To prevent deep fakes, cryptographic proof can be generated using a digital signature that is unique to the original creator of the content. This signature can be created using a private key, which is only known to the creator, and can be verified using a public key that is available to everyone. By attaching this signature to the content, it becomes possible to prove that the content was created by the original creator — whether they are human or AI — and authorized/unauthorized changes to this content.

Proof of Authenticity with IPFS & Merkle Tree

IPFS is a decentralized protocol that uses content addressing and Merkle trees to reference large datasets. To prove changes to a file’s content, a Merkle proof is generated, which is a list of hashes that shows a specific data chunk in the Merkle tree. With every change, a new hash is generated and updated in the Merkle tree, providing proof of file modification.

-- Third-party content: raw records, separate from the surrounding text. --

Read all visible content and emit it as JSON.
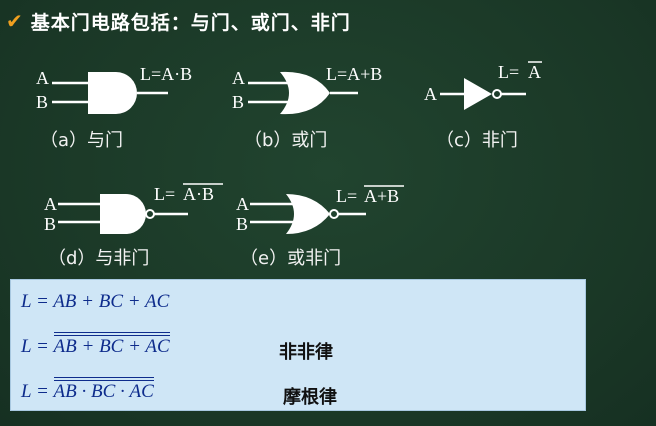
{
  "title": "基本门电路包括：与门、或门、非门",
  "colors": {
    "background": "#1c3b2a",
    "check": "#f0a020",
    "formula_bg": "#cfe6f6",
    "formula_text": "#0e2c8c"
  },
  "gates": {
    "a": {
      "in1": "A",
      "in2": "B",
      "out": "L=A·B",
      "caption": "（a）与门"
    },
    "b": {
      "in1": "A",
      "in2": "B",
      "out": "L=A+B",
      "caption": "（b）或门"
    },
    "c": {
      "in1": "A",
      "out_l": "L=",
      "out_bar": "A",
      "caption": "（c）非门"
    },
    "d": {
      "in1": "A",
      "in2": "B",
      "out_l": "L=",
      "out_bar": "A·B",
      "caption": "（d）与非门"
    },
    "e": {
      "in1": "A",
      "in2": "B",
      "out_l": "L=",
      "out_bar": "A+B",
      "caption": "（e）或非门"
    }
  },
  "formulas": {
    "f1": {
      "lhs": "L = ",
      "rhs": "AB + BC + AC"
    },
    "f2": {
      "lhs": "L = ",
      "rhs": "AB + BC + AC",
      "law": "非非律"
    },
    "f3": {
      "lhs": "L = ",
      "t1": "AB",
      "dot1": " · ",
      "t2": "BC",
      "dot2": " · ",
      "t3": "AC",
      "law": "摩根律"
    }
  }
}
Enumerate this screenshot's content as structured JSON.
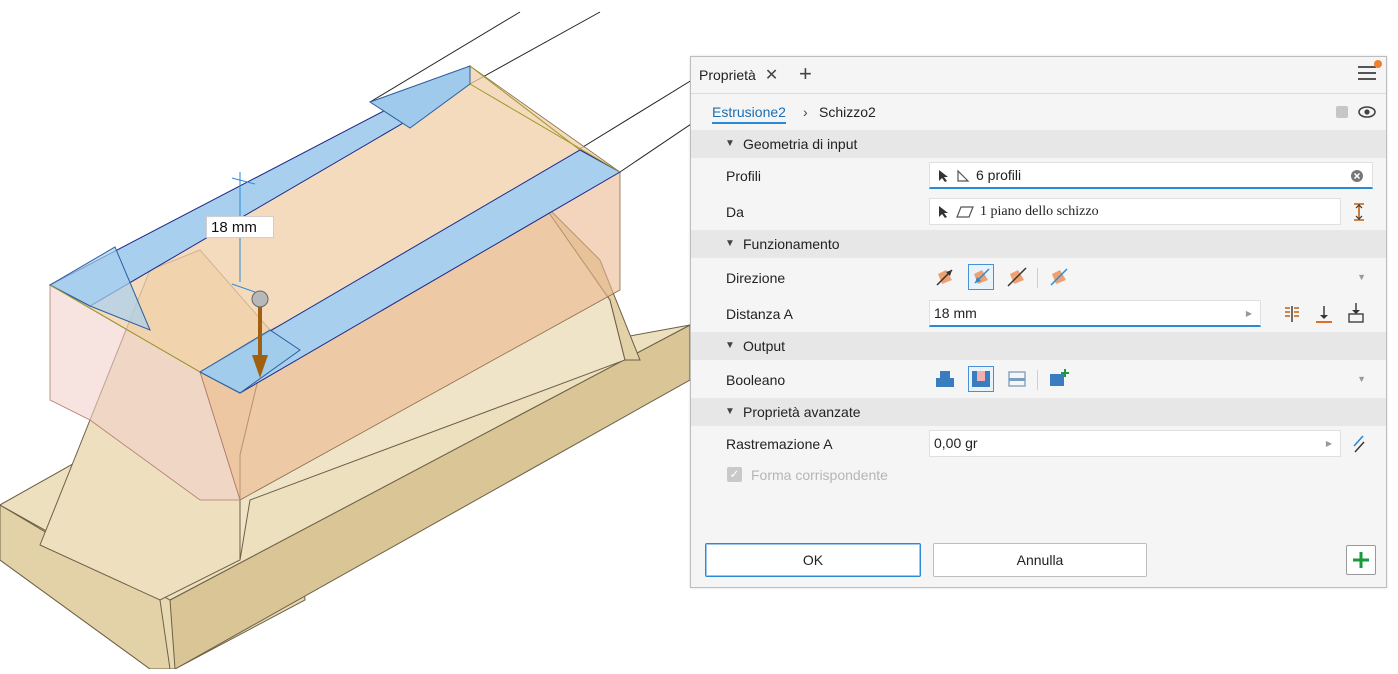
{
  "viewport": {
    "dimension_label": "18 mm"
  },
  "panel": {
    "tab_title": "Proprietà",
    "breadcrumb": {
      "feature": "Estrusione2",
      "sketch": "Schizzo2"
    },
    "sections": {
      "input_geometry": {
        "title": "Geometria di input",
        "profiles_label": "Profili",
        "profiles_value": "6 profili",
        "from_label": "Da",
        "from_value": "1 piano dello schizzo"
      },
      "behavior": {
        "title": "Funzionamento",
        "direction_label": "Direzione",
        "distance_label": "Distanza A",
        "distance_value": "18 mm"
      },
      "output": {
        "title": "Output",
        "boolean_label": "Booleano"
      },
      "advanced": {
        "title": "Proprietà avanzate",
        "taper_label": "Rastremazione A",
        "taper_value": "0,00 gr",
        "match_shape_label": "Forma corrispondente"
      }
    },
    "buttons": {
      "ok": "OK",
      "cancel": "Annulla"
    }
  },
  "colors": {
    "accent": "#2b8ad6",
    "notification": "#f08030",
    "add": "#1a9a3a",
    "face_blue": "#a8d0ee",
    "face_tan": "#e8d7b0"
  },
  "icons": [
    "close-icon",
    "plus-icon",
    "menu-icon",
    "select-arrow-icon",
    "profile-icon",
    "plane-icon",
    "flip-icon",
    "direction-icon",
    "distance-icon",
    "dropdown-icon",
    "clear-icon",
    "join-icon",
    "cut-icon",
    "intersect-icon",
    "new-solid-icon",
    "taper-icon",
    "eye-icon",
    "add-icon"
  ]
}
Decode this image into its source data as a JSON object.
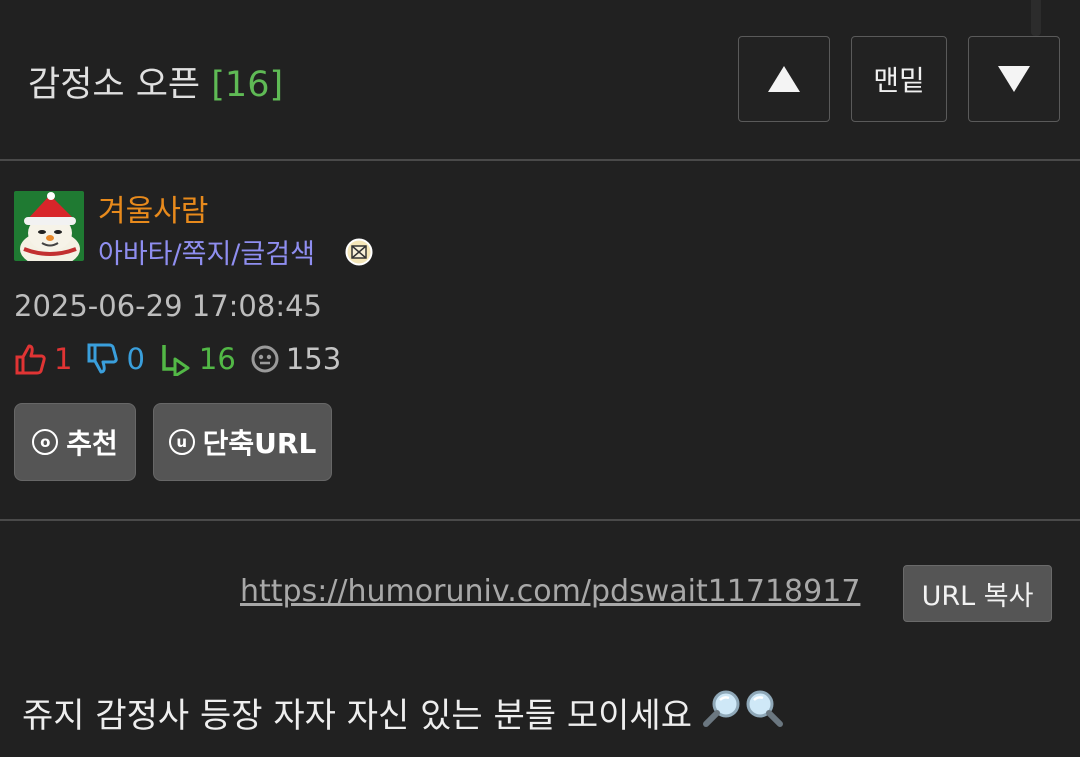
{
  "header": {
    "title": "감정소 오픈",
    "comment_count": "[16]",
    "bottom_label": "맨밑",
    "up_icon": "triangle-up-icon",
    "down_icon": "triangle-down-icon"
  },
  "author": {
    "name": "겨울사람",
    "links": "아바타/쪽지/글검색",
    "avatar_icon": "snowman-avatar",
    "mail_icon": "envelope-icon"
  },
  "post": {
    "datetime": "2025-06-29 17:08:45",
    "stats": {
      "likes": "1",
      "dislikes": "0",
      "comments": "16",
      "views": "153"
    },
    "recommend_label": "추천",
    "recommend_icon_char": "o",
    "shorturl_label": "단축URL",
    "shorturl_icon_char": "u",
    "url": "https://humoruniv.com/pdswait11718917",
    "copy_label": "URL 복사",
    "body_text": "쥬지 감정사 등장 자자 자신 있는 분들 모이세요"
  },
  "colors": {
    "background": "#212121",
    "count_green": "#5fba55",
    "author_orange": "#e88a1c",
    "link_purple": "#8f8ef0",
    "like_red": "#e03434",
    "dislike_blue": "#3a9fdc",
    "reply_green": "#52b846"
  }
}
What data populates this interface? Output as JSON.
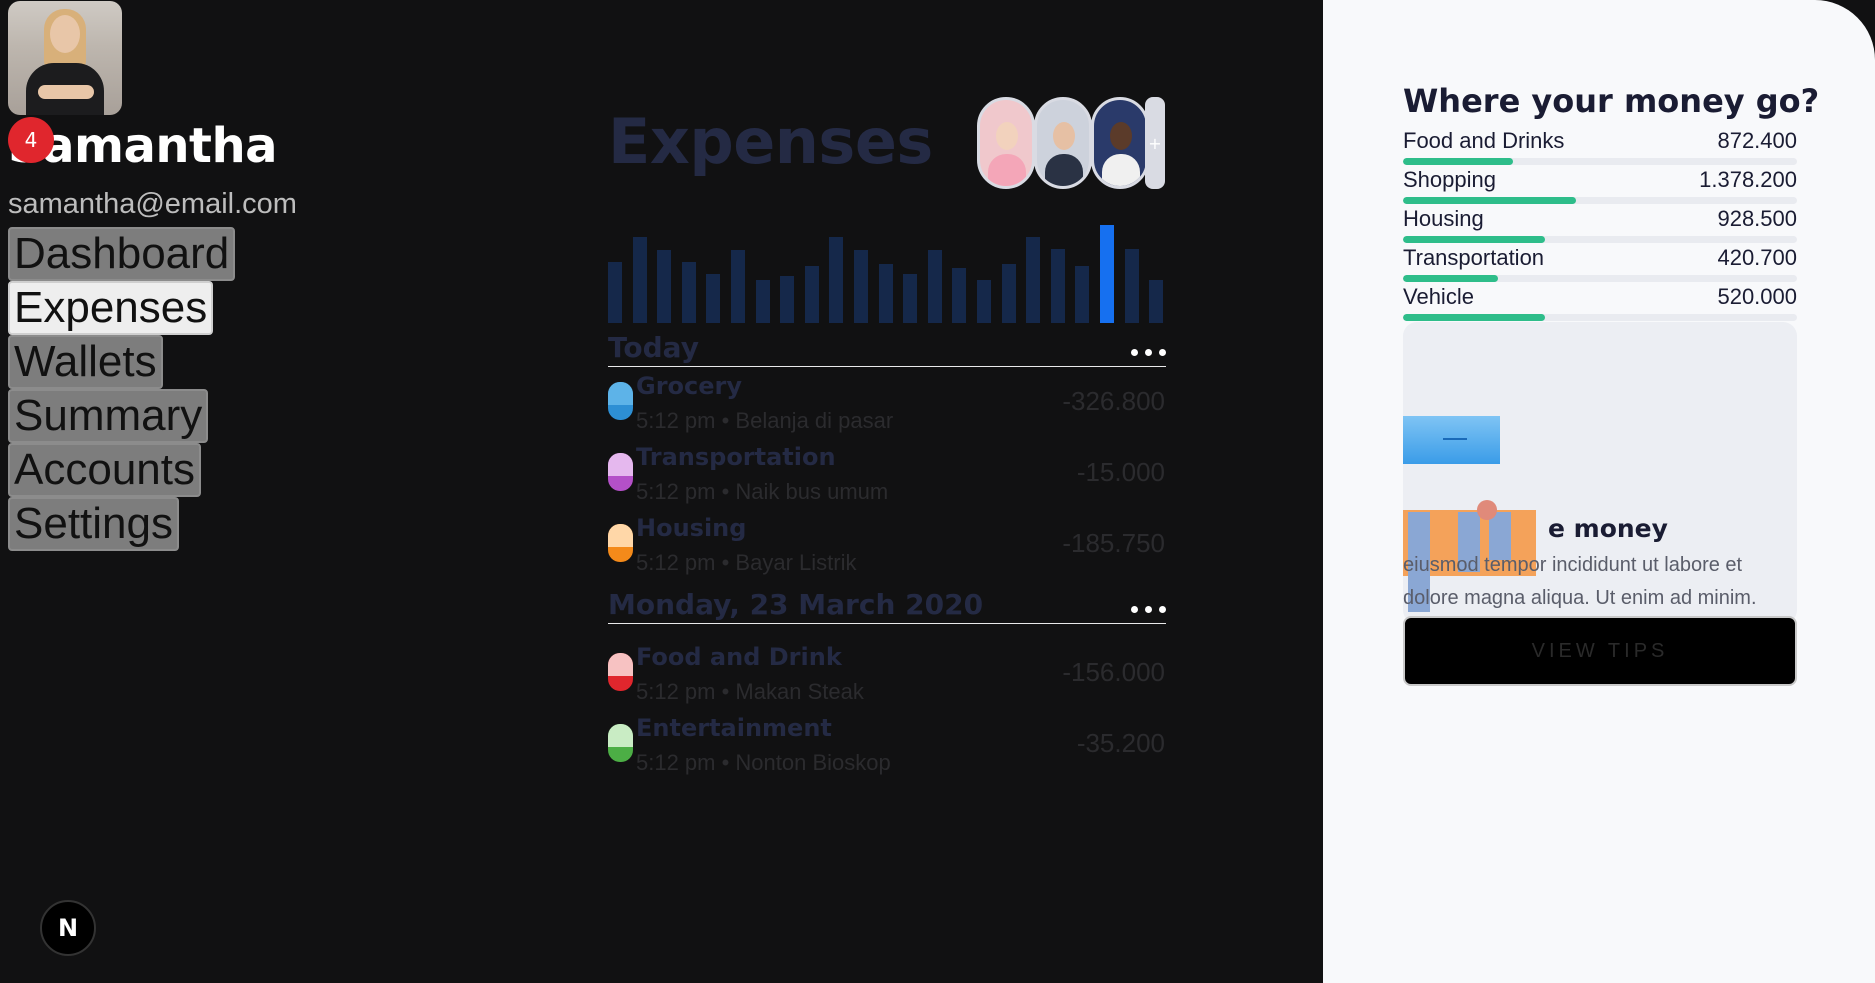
{
  "profile": {
    "name": "Samantha",
    "email": "samantha@email.com",
    "notification_count": "4"
  },
  "nav": {
    "items": [
      {
        "label": "Dashboard",
        "active": false
      },
      {
        "label": "Expenses",
        "active": true
      },
      {
        "label": "Wallets",
        "active": false
      },
      {
        "label": "Summary",
        "active": false
      },
      {
        "label": "Accounts",
        "active": false
      },
      {
        "label": "Settings",
        "active": false
      }
    ]
  },
  "expenses": {
    "title": "Expenses",
    "contacts": [
      {
        "icon": "contact-avatar-1"
      },
      {
        "icon": "contact-avatar-2"
      },
      {
        "icon": "contact-avatar-3"
      }
    ],
    "add_contact_label": "+",
    "activity_bars": [
      0.62,
      0.88,
      0.74,
      0.62,
      0.5,
      0.74,
      0.44,
      0.48,
      0.58,
      0.88,
      0.74,
      0.6,
      0.5,
      0.74,
      0.56,
      0.44,
      0.6,
      0.88,
      0.76,
      0.58,
      1.0,
      0.76,
      0.44
    ],
    "active_bar_index": 20,
    "sections": [
      {
        "label": "Today",
        "transactions": [
          {
            "title": "Grocery",
            "subtitle": "5:12 pm • Belanja di pasar",
            "amount": "-326.800",
            "color_top": "#5db3e8",
            "color_bottom": "#2d8fd4",
            "icon": "grocery-icon"
          },
          {
            "title": "Transportation",
            "subtitle": "5:12 pm • Naik bus umum",
            "amount": "-15.000",
            "color_top": "#e5b8ee",
            "color_bottom": "#b450c8",
            "icon": "transportation-icon"
          },
          {
            "title": "Housing",
            "subtitle": "5:12 pm • Bayar Listrik",
            "amount": "-185.750",
            "color_top": "#ffd7a8",
            "color_bottom": "#f48a1a",
            "icon": "housing-icon"
          }
        ]
      },
      {
        "label": "Monday, 23 March 2020",
        "transactions": [
          {
            "title": "Food and Drink",
            "subtitle": "5:12 pm • Makan Steak",
            "amount": "-156.000",
            "color_top": "#f7c2c2",
            "color_bottom": "#e0262d",
            "icon": "food-drink-icon"
          },
          {
            "title": "Entertainment",
            "subtitle": "5:12 pm • Nonton Bioskop",
            "amount": "-35.200",
            "color_top": "#c9ecc4",
            "color_bottom": "#4cae45",
            "icon": "entertainment-icon"
          }
        ]
      }
    ]
  },
  "spending": {
    "title": "Where your money go?",
    "categories": [
      {
        "label": "Food and Drinks",
        "value": "872.400",
        "fill": 0.28
      },
      {
        "label": "Shopping",
        "value": "1.378.200",
        "fill": 0.44
      },
      {
        "label": "Housing",
        "value": "928.500",
        "fill": 0.36
      },
      {
        "label": "Transportation",
        "value": "420.700",
        "fill": 0.24
      },
      {
        "label": "Vehicle",
        "value": "520.000",
        "fill": 0.36
      }
    ],
    "tip_heading": "e money",
    "tip_body": "eiusmod tempor incididunt ut labore et dolore magna aliqua. Ut enim ad minim.",
    "tip_button": "VIEW TIPS"
  },
  "colors": {
    "background": "#111112",
    "accent_blue": "#1670f0",
    "accent_green": "#2ebd8a",
    "badge_red": "#e0262d"
  }
}
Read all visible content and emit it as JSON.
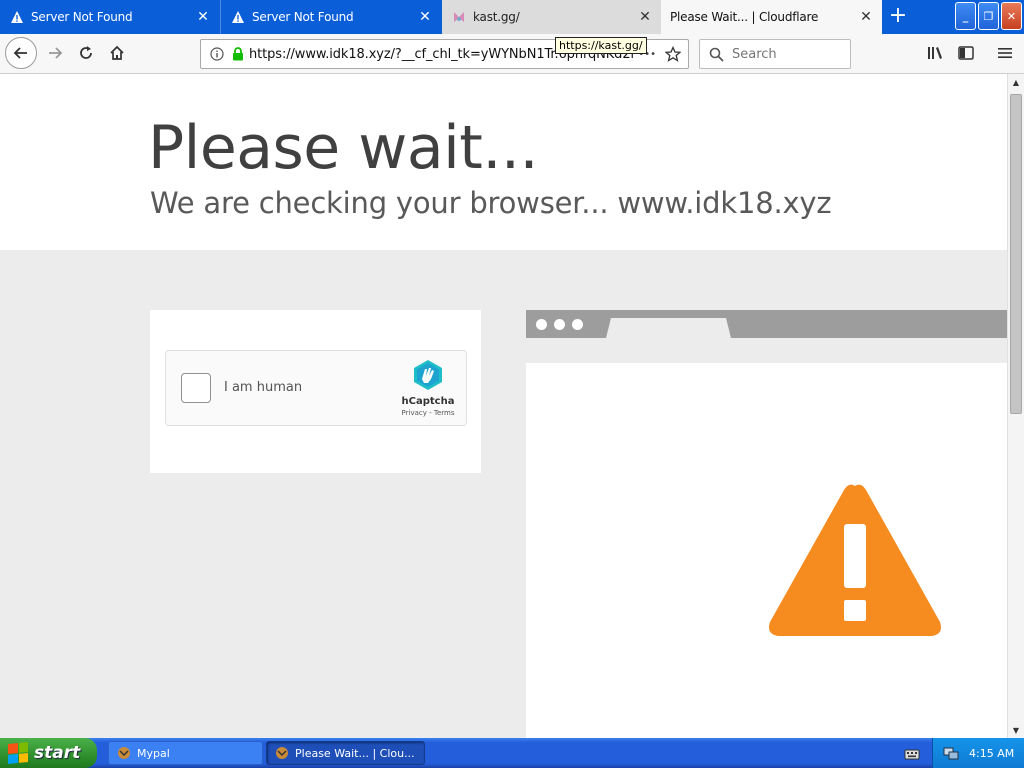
{
  "tabs": [
    {
      "label": "Server Not Found",
      "icon": "warning-icon",
      "state": "inactive"
    },
    {
      "label": "Server Not Found",
      "icon": "warning-icon",
      "state": "inactive"
    },
    {
      "label": "kast.gg/",
      "icon": "kast-favicon-icon",
      "state": "inactive-hover"
    },
    {
      "label": "Please Wait... | Cloudflare",
      "icon": "",
      "state": "active"
    }
  ],
  "new_tab_label": "+",
  "window_buttons": {
    "minimize": "_",
    "restore": "❐",
    "close": "✕"
  },
  "navbar": {
    "url": "https://www.idk18.xyz/?__cf_chl_tk=yWYNbN1Tr.6pnrqNKd2h",
    "url_more": "•••",
    "search_placeholder": "Search",
    "tooltip": "https://kast.gg/"
  },
  "page": {
    "headline": "Please wait...",
    "subheadline": "We are checking your browser... www.idk18.xyz",
    "captcha": {
      "checkbox_label": "I am human",
      "brand": "hCaptcha",
      "links": "Privacy - Terms"
    }
  },
  "taskbar": {
    "start_label": "start",
    "items": [
      {
        "label": "Mypal"
      },
      {
        "label": "Please Wait... | Clou..."
      }
    ],
    "clock": "4:15 AM"
  },
  "colors": {
    "titlebar_blue": "#0a5fd8",
    "warning_orange": "#f68b1f",
    "xp_start_green": "#2e8f2c",
    "ssl_green": "#12bc00"
  }
}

A pushback against such a cryptographic solution may be incentive alignment: after all, catching a deep fake generator doesn’t generate as much financial gain as it reduces the negative societal externality. The responsibility will likely fall on major media distribution platforms like Twitter, Meta, Google, etc. to flag, which they are already doing. So why do we need Blockchain for this?

The answer is that these cryptographic signatures and proof of authenticity are much more effectiveverifiable, and deterministic. Today, the process to detect deep fakes is largely through machine learning algorithms (such as the “Deepfake Detection Challenge”of Meta, “Asymmetric Numeral Systems” (ANS) of Google, and c2pa) to recognize patterns and anomalies in visual content, which is not only inaccurate at times but also falling behind the increasingly sophisticated deep fakes. Often, human reviewer intervention is required to assess authenticity, which is not only inefficient but also costly.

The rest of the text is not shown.